Mitral regurgitation is a common diagnosis associated with heart failure and poor prognosis, Paul Sorajja, MD, said at Nov. 1 press conference. Sorajja, alongside several colleagues, authored the study, that enrolled 50 subjects in an international trial that sought to bypass standard surgery and instead test the feasibility of a novel TMVR technique.

Between May 2015 and July 2017, Sorajja et al. recruited patients for the study, which was centered at John Paul II Hospital in Krakow, Poland, but reached across Europe and the Eastern U.S. Subjects had to exhibit symptomatic, severe mitral regurgitation, be deemed high or extreme risk for surgical procedures by a local heart team and have mild to no mitral valve calcification. Individuals who suffered from hemodynamic instability, needed additional valvular therapy or who had undergone prior MV surgery were excluded from the trial.

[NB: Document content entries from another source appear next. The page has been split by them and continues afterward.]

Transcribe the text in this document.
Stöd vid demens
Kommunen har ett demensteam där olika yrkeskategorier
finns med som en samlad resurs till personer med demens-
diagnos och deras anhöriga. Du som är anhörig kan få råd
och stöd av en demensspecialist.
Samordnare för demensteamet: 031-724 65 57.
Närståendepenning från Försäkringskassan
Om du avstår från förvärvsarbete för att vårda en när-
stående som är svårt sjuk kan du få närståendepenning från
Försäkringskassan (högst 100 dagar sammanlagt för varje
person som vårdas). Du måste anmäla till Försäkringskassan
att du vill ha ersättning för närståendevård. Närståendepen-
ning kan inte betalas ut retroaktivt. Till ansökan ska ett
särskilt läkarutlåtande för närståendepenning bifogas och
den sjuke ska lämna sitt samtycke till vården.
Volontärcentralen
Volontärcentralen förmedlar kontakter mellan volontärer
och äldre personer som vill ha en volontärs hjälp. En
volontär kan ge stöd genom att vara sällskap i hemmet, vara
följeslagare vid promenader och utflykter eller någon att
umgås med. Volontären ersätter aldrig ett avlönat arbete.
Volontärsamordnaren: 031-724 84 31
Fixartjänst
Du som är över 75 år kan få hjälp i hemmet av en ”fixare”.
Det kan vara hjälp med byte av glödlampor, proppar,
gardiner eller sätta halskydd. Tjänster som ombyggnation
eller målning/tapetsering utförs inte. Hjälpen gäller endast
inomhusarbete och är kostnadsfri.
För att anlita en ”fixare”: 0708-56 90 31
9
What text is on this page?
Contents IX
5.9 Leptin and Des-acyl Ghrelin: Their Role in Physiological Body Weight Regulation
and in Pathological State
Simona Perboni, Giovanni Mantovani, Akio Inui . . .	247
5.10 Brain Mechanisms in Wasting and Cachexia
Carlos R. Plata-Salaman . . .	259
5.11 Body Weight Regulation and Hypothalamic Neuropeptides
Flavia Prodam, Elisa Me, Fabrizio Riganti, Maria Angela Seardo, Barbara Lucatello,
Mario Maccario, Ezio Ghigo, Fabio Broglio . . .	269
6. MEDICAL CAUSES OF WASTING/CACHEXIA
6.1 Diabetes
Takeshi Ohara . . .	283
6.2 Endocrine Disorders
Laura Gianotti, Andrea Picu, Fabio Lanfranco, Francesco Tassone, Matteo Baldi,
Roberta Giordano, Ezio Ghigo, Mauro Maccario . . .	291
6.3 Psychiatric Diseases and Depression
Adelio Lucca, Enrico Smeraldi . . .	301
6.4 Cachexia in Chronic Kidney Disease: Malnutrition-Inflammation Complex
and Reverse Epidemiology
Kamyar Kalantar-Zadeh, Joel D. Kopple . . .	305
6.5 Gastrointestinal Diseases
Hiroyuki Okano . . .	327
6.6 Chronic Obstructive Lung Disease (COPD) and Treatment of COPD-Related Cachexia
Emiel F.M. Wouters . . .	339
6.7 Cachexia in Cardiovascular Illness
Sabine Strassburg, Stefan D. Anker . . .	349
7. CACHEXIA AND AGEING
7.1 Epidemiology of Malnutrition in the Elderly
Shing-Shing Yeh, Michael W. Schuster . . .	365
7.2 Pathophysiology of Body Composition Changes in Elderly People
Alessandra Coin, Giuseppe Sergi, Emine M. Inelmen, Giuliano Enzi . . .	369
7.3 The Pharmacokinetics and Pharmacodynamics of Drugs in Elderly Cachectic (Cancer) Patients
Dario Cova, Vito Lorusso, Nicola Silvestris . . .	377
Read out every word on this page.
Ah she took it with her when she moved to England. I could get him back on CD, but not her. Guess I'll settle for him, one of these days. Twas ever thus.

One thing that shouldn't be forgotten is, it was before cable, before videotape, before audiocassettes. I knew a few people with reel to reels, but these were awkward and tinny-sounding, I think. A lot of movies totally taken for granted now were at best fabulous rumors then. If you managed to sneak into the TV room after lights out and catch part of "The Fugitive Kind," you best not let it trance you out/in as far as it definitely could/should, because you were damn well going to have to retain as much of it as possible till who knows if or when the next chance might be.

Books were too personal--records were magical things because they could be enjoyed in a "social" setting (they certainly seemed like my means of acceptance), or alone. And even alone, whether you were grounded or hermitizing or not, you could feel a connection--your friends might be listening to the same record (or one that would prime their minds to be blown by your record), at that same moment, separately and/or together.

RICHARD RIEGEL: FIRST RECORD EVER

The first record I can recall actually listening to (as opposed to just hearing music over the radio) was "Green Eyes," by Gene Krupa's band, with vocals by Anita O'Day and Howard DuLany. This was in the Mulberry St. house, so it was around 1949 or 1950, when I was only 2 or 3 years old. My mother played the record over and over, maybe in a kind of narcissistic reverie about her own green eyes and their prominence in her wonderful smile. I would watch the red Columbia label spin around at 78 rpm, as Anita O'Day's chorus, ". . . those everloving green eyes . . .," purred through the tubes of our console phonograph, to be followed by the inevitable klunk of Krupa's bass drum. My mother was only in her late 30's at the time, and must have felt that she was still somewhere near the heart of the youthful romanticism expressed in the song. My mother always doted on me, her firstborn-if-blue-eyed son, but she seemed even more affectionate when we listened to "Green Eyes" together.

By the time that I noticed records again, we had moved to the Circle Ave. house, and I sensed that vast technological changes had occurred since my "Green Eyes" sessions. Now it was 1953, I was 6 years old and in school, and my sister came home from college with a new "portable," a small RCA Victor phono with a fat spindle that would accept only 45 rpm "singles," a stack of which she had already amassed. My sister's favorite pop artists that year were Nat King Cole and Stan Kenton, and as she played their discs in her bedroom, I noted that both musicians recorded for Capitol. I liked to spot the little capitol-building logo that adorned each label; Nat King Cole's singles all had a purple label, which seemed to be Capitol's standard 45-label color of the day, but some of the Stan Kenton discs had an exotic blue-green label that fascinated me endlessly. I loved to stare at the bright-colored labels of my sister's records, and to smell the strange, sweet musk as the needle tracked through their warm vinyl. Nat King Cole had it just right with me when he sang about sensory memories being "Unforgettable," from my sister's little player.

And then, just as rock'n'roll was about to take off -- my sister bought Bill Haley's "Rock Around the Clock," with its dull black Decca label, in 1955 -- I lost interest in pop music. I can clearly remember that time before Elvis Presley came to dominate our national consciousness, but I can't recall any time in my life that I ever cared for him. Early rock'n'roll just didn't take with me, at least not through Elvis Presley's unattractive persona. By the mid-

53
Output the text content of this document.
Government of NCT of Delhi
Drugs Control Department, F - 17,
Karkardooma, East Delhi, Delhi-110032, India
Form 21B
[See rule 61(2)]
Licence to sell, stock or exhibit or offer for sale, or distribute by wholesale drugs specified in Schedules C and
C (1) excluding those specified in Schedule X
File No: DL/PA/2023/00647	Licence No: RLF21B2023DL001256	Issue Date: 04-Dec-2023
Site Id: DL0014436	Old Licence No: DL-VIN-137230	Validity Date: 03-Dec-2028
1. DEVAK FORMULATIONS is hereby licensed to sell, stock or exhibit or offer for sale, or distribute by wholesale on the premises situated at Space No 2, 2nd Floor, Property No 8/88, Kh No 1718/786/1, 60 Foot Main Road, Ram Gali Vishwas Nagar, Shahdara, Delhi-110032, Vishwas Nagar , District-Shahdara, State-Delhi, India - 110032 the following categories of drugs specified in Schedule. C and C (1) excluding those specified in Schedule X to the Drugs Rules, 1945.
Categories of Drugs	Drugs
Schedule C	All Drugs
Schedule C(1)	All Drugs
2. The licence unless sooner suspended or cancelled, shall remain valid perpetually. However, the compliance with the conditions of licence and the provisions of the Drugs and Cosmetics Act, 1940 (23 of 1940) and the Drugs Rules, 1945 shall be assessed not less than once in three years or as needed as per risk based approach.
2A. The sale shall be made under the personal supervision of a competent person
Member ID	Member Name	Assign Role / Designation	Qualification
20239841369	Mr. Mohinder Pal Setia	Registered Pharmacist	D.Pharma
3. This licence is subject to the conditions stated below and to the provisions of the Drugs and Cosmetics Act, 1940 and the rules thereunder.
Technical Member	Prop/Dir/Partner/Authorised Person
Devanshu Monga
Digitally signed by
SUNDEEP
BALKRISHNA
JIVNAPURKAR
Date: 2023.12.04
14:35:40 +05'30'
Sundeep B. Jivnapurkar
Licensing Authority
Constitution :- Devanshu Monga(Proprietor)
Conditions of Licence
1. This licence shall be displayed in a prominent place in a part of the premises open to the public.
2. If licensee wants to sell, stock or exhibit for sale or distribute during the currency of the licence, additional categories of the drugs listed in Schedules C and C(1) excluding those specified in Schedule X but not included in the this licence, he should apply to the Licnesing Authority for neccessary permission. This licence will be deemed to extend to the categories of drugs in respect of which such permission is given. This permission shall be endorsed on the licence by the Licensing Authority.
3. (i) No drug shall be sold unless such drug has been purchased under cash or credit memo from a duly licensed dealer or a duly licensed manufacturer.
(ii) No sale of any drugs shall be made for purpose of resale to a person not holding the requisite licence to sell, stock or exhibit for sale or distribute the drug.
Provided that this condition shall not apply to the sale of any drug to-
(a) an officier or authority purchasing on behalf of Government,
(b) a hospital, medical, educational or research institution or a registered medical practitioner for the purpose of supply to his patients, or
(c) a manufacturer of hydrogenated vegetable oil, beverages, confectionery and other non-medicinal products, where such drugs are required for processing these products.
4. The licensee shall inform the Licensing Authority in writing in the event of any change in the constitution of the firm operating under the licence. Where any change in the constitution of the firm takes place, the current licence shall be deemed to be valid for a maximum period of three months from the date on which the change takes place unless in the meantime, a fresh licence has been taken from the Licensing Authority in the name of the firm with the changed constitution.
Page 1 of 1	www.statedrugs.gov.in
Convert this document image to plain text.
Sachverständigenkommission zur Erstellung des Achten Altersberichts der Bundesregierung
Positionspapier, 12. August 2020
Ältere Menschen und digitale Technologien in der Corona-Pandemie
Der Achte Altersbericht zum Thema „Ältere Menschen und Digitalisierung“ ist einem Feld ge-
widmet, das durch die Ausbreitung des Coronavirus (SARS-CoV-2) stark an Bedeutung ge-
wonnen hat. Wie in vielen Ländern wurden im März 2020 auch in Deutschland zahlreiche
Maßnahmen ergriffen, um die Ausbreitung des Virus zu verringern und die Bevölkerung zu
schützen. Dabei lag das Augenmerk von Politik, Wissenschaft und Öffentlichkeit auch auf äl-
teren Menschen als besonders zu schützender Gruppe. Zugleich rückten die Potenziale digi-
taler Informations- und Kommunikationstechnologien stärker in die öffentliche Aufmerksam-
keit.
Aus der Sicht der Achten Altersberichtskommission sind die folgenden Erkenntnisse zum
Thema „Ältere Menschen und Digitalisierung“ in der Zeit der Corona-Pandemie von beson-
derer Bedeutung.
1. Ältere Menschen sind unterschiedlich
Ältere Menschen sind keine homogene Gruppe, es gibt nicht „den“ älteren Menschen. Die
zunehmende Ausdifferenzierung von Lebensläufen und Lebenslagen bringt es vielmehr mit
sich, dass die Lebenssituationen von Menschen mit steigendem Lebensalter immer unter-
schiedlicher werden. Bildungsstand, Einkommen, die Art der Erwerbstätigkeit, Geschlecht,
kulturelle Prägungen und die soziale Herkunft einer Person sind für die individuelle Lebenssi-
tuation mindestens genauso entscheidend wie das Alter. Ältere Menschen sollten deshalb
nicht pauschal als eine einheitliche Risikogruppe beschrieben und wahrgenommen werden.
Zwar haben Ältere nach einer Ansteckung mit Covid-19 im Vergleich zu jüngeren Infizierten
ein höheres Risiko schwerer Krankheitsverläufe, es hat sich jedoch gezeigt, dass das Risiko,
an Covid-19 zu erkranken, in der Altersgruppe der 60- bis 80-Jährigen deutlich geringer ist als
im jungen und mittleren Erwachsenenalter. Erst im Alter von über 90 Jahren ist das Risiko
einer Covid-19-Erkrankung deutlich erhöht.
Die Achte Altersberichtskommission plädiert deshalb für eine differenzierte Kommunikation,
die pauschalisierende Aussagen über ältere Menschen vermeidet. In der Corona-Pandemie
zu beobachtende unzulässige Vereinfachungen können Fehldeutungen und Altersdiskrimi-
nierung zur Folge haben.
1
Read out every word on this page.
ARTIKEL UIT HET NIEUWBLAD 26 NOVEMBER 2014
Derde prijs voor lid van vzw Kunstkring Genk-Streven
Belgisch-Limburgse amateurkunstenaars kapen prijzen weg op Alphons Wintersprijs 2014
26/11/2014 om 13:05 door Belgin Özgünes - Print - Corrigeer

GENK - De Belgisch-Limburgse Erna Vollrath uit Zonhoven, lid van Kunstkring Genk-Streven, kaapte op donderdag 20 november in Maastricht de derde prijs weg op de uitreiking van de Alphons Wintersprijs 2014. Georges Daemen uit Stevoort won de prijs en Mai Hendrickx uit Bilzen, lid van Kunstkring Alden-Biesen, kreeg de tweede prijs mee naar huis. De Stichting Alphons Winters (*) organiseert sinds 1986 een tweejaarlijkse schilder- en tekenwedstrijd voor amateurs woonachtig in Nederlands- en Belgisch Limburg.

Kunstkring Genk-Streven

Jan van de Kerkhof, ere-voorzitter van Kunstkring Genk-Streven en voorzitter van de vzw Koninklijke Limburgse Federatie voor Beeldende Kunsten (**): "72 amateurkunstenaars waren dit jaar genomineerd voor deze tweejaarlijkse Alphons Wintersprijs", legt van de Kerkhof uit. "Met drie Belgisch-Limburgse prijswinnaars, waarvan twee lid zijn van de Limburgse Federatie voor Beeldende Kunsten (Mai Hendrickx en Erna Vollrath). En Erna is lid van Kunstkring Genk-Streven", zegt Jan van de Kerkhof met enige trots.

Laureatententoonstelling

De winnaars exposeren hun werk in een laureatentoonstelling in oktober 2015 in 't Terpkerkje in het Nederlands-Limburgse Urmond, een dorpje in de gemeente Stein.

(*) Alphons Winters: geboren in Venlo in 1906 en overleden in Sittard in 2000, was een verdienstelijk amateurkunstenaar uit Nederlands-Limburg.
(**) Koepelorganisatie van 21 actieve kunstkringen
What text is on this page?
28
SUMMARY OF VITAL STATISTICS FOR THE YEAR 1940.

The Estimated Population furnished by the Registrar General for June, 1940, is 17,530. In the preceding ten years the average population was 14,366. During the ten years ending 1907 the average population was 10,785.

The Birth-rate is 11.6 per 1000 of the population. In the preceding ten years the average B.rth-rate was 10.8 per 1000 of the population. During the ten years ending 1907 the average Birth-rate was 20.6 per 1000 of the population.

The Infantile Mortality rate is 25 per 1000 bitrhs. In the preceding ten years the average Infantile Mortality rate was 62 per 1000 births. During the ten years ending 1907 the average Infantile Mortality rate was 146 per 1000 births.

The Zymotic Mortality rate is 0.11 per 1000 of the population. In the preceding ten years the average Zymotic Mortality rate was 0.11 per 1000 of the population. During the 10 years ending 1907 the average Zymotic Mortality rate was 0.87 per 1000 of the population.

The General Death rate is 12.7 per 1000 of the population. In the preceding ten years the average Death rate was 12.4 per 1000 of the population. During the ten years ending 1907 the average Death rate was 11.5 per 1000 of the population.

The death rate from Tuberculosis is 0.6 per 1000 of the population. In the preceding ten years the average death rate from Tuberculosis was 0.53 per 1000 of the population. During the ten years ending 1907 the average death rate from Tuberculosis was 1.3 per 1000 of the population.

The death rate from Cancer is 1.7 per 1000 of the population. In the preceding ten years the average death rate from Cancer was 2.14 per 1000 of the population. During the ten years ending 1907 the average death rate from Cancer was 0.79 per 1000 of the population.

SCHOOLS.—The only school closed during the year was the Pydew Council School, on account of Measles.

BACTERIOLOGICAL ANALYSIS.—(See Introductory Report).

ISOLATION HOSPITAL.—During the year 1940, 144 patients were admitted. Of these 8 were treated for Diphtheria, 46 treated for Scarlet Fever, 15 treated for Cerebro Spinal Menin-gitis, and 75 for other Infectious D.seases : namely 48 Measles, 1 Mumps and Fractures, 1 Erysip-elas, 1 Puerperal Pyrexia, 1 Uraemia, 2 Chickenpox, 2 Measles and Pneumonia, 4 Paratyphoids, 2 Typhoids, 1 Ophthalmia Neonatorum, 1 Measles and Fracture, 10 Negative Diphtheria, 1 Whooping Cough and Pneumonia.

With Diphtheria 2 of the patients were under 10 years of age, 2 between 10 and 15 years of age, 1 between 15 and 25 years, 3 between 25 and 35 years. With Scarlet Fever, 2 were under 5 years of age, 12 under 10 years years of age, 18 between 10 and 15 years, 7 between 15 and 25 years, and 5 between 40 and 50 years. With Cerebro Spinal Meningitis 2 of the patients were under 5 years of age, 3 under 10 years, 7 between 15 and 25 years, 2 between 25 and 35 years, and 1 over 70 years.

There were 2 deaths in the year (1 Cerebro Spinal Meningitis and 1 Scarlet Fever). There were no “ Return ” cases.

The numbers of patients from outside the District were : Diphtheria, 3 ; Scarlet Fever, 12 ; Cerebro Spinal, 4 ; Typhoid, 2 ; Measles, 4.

The researchers based the study around the “Intrepid” valve, Sorajja explained, which is a self-expanding, nitinol valve that is 43, 46 or 50 mm in diameter. The contraption houses a 27-mm tri-leaflet bovine valve and uses a transapical delivery system.

Of the 50 patients in the original cohort, seven died within 30 days of the TMVR procedure. An additional four died after the one-month marker. No patients experienced a disabling stroke or any myocardial infarction, according to the research, though seven experienced new-onset atrial fibrillation and five had to undergo reoperation for bleeding. A total of 12 subjects were eventually rehospitalized for heart failure, but the one-year survival rate in the group was a positive 76.5 percent.

Sorajja said 79 percent of patients fell into either the first or second class of the New York Heart Association Classification scale—a quality of life measure—during follow-up. He said the majority of patients saw symptom improvement, suggesting TMVR with the Intrepid valve is a feasible option for symptomatic patients at high surgical risk.

“It really speaks to a robust, usable procedure,” he said.

The team has embarked on its next steps, the APOLLO trial, in which the Intrepid system will be tested in a larger population. Successful implantation in the first APOLLO patient was announced Oct. 23.